# Golf Efficiency in a Cheaper Way



## Doug Green (Dec 28, 2010)

How should do you practice golf in an efficient and cheaper way? Any tips guys?


----------



## FrogsHair (Mar 4, 2010)

Well, if you don't have a golf course nearby that offers a free short game practice area, then you next best bet is to find an open area somewhere that will allow you to hit balls. Working on one's short game does not take much room. A good short game helps one's score card immensely. I live or die on how my short game is going for me. If my short game is on, I can break 80. If not, then breaking 90 is pretty much it for me. 

My home course does have a free short game area where I can hit balls off of natural turf. I also0 pay $30 a month to hit all the range balls I want after 11AM. $30 is equivalent to 300 balls. Some weeks I will hit as many as 600+ balls, so that $30 pays for itself quite fast. That $30 also gets me 18 holes with a cart for $9.50. I usually walk, but the 18 holes are the same price. 

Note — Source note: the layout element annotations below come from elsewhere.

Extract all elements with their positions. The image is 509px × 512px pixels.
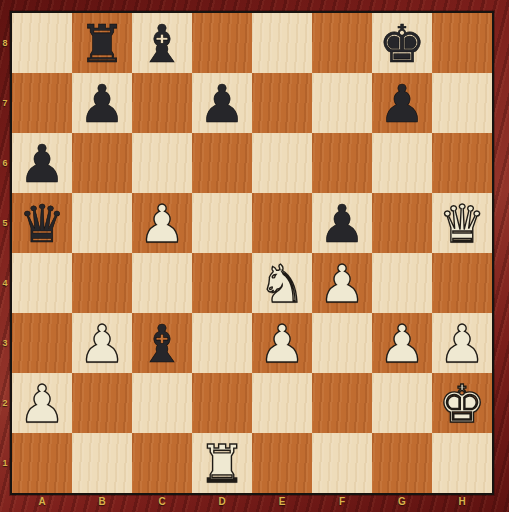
square-b5[interactable] (72, 193, 132, 253)
white-king-piece: ♚ (432, 373, 492, 433)
white-queen-piece: ♛ (432, 193, 492, 253)
square-d7[interactable]: ♟ (192, 73, 252, 133)
black-pawn-piece: ♟ (72, 73, 132, 133)
file-label-e: E (252, 494, 312, 510)
black-pawn-piece: ♟ (372, 73, 432, 133)
square-b1[interactable] (72, 433, 132, 493)
square-g3[interactable]: ♟ (372, 313, 432, 373)
square-g4[interactable] (372, 253, 432, 313)
file-label-c: C (132, 494, 192, 510)
square-a2[interactable]: ♟ (12, 373, 72, 433)
white-pawn-piece: ♟ (72, 313, 132, 373)
rank-label-6: 6 (0, 133, 10, 193)
square-a6[interactable]: ♟ (12, 133, 72, 193)
square-e4[interactable]: ♞ (252, 253, 312, 313)
white-pawn-piece: ♟ (12, 373, 72, 433)
square-d8[interactable] (192, 13, 252, 73)
square-a1[interactable] (12, 433, 72, 493)
square-b6[interactable] (72, 133, 132, 193)
square-f7[interactable] (312, 73, 372, 133)
square-d3[interactable] (192, 313, 252, 373)
white-knight-piece: ♞ (252, 253, 312, 313)
white-pawn-piece: ♟ (312, 253, 372, 313)
square-c3[interactable]: ♝ (132, 313, 192, 373)
rank-label-7: 7 (0, 73, 10, 133)
square-e5[interactable] (252, 193, 312, 253)
square-g6[interactable] (372, 133, 432, 193)
square-h4[interactable] (432, 253, 492, 313)
square-h8[interactable] (432, 13, 492, 73)
chess-board: ♜♝♚♟♟♟♟♛♟♟♛♞♟♟♝♟♟♟♟♚♜ (10, 11, 494, 495)
square-f2[interactable] (312, 373, 372, 433)
black-rook-piece: ♜ (72, 13, 132, 73)
square-h7[interactable] (432, 73, 492, 133)
black-bishop-piece: ♝ (132, 13, 192, 73)
square-a8[interactable] (12, 13, 72, 73)
square-f8[interactable] (312, 13, 372, 73)
file-label-a: A (12, 494, 72, 510)
file-label-f: F (312, 494, 372, 510)
square-d2[interactable] (192, 373, 252, 433)
square-f4[interactable]: ♟ (312, 253, 372, 313)
white-rook-piece: ♜ (192, 433, 252, 493)
square-h2[interactable]: ♚ (432, 373, 492, 433)
square-g2[interactable] (372, 373, 432, 433)
square-b4[interactable] (72, 253, 132, 313)
square-e3[interactable]: ♟ (252, 313, 312, 373)
rank-label-8: 8 (0, 13, 10, 73)
rank-label-5: 5 (0, 193, 10, 253)
square-h1[interactable] (432, 433, 492, 493)
square-c5[interactable]: ♟ (132, 193, 192, 253)
black-queen-piece: ♛ (12, 193, 72, 253)
square-e2[interactable] (252, 373, 312, 433)
square-e7[interactable] (252, 73, 312, 133)
file-label-d: D (192, 494, 252, 510)
white-pawn-piece: ♟ (372, 313, 432, 373)
rank-label-2: 2 (0, 373, 10, 433)
square-h6[interactable] (432, 133, 492, 193)
square-e1[interactable] (252, 433, 312, 493)
square-d6[interactable] (192, 133, 252, 193)
square-d4[interactable] (192, 253, 252, 313)
black-king-piece: ♚ (372, 13, 432, 73)
square-a4[interactable] (12, 253, 72, 313)
square-c1[interactable] (132, 433, 192, 493)
square-f5[interactable]: ♟ (312, 193, 372, 253)
rank-label-1: 1 (0, 433, 10, 493)
square-g7[interactable]: ♟ (372, 73, 432, 133)
rank-label-3: 3 (0, 313, 10, 373)
square-c2[interactable] (132, 373, 192, 433)
square-f3[interactable] (312, 313, 372, 373)
square-b2[interactable] (72, 373, 132, 433)
square-d5[interactable] (192, 193, 252, 253)
square-c8[interactable]: ♝ (132, 13, 192, 73)
square-a3[interactable] (12, 313, 72, 373)
white-pawn-piece: ♟ (132, 193, 192, 253)
square-h5[interactable]: ♛ (432, 193, 492, 253)
white-pawn-piece: ♟ (252, 313, 312, 373)
square-g8[interactable]: ♚ (372, 13, 432, 73)
square-f1[interactable] (312, 433, 372, 493)
square-d1[interactable]: ♜ (192, 433, 252, 493)
square-c7[interactable] (132, 73, 192, 133)
square-a7[interactable] (12, 73, 72, 133)
square-c4[interactable] (132, 253, 192, 313)
black-pawn-piece: ♟ (192, 73, 252, 133)
square-h3[interactable]: ♟ (432, 313, 492, 373)
black-bishop-piece: ♝ (132, 313, 192, 373)
board-frame: ♜♝♚♟♟♟♟♛♟♟♛♞♟♟♝♟♟♟♟♚♜ 87654321 ABCDEFGH (0, 0, 509, 512)
square-g5[interactable] (372, 193, 432, 253)
square-b7[interactable]: ♟ (72, 73, 132, 133)
square-b8[interactable]: ♜ (72, 13, 132, 73)
file-label-h: H (432, 494, 492, 510)
file-label-g: G (372, 494, 432, 510)
square-b3[interactable]: ♟ (72, 313, 132, 373)
square-g1[interactable] (372, 433, 432, 493)
rank-label-4: 4 (0, 253, 10, 313)
square-a5[interactable]: ♛ (12, 193, 72, 253)
white-pawn-piece: ♟ (432, 313, 492, 373)
square-c6[interactable] (132, 133, 192, 193)
square-e8[interactable] (252, 13, 312, 73)
file-label-b: B (72, 494, 132, 510)
square-e6[interactable] (252, 133, 312, 193)
square-f6[interactable] (312, 133, 372, 193)
black-pawn-piece: ♟ (312, 193, 372, 253)
black-pawn-piece: ♟ (12, 133, 72, 193)
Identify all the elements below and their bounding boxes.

Some school ground allow for longer shots, if it's legal. Same with some parks. I don't know what the terrain is where you live, but I have a dry lake bed I sometime use for longer shots. I just set up two targets 250 yards away, spaced about 30 yards a part. The idea is land the ball at what ever distance I'm hitting, between the two targets. The balls might roll out of my intended landing area due to the rough terrain, but as long they hit the ground between the targets, that's all I am looking for. I can also get a good read on what my carry yardage is for each club. Hitting balls out there also entails other family functions. I never go out there just to hit balls. 

Another option might be to build yourself an inexpensive putting green in your back yard. All you really need for that is some sand/fill material, and piece of carpet. This will serve well to practice hitting putts on a straight line. Add more fill material to give your self some breaking putts to practice on. You can be as elaborate as you want with this DIYer. A visit to a surplus store could allow you to find some netting for a back yard net to hit balls into. Add a low cost PVC frame, and you are in business. Problem with a back yard net is you can't see the actual ball flight to know if you are impacting the ball correctly, on harder hit shots. I have a back yard net that I hit chips, and short pitches into. 10 or 15 shots when ever I feel like it, mounts up over time. 

Now, something you can do anywhere is to practice your stance/aim/alignment/posture, and even your pre shot routine. To me, getting all that stuff right can save a golfer many, many strokes during a round. 



Doug Green said:


> How should do you practice golf in an efficient and cheaper way? Any tips guys?


----------



## stevel1017 (Apr 30, 2007)

Great post Frog!
I have a 5 gallon bucket and about 50 balls, and I practice my chipping at lunch. I may chip 30 balls from different lenghts to the bucket, the longest chip being maybe 15 to 20 yards. I do this in the yard at work, doesn't need much room and doesn't cost a dime, but greatly improves my scores.


----------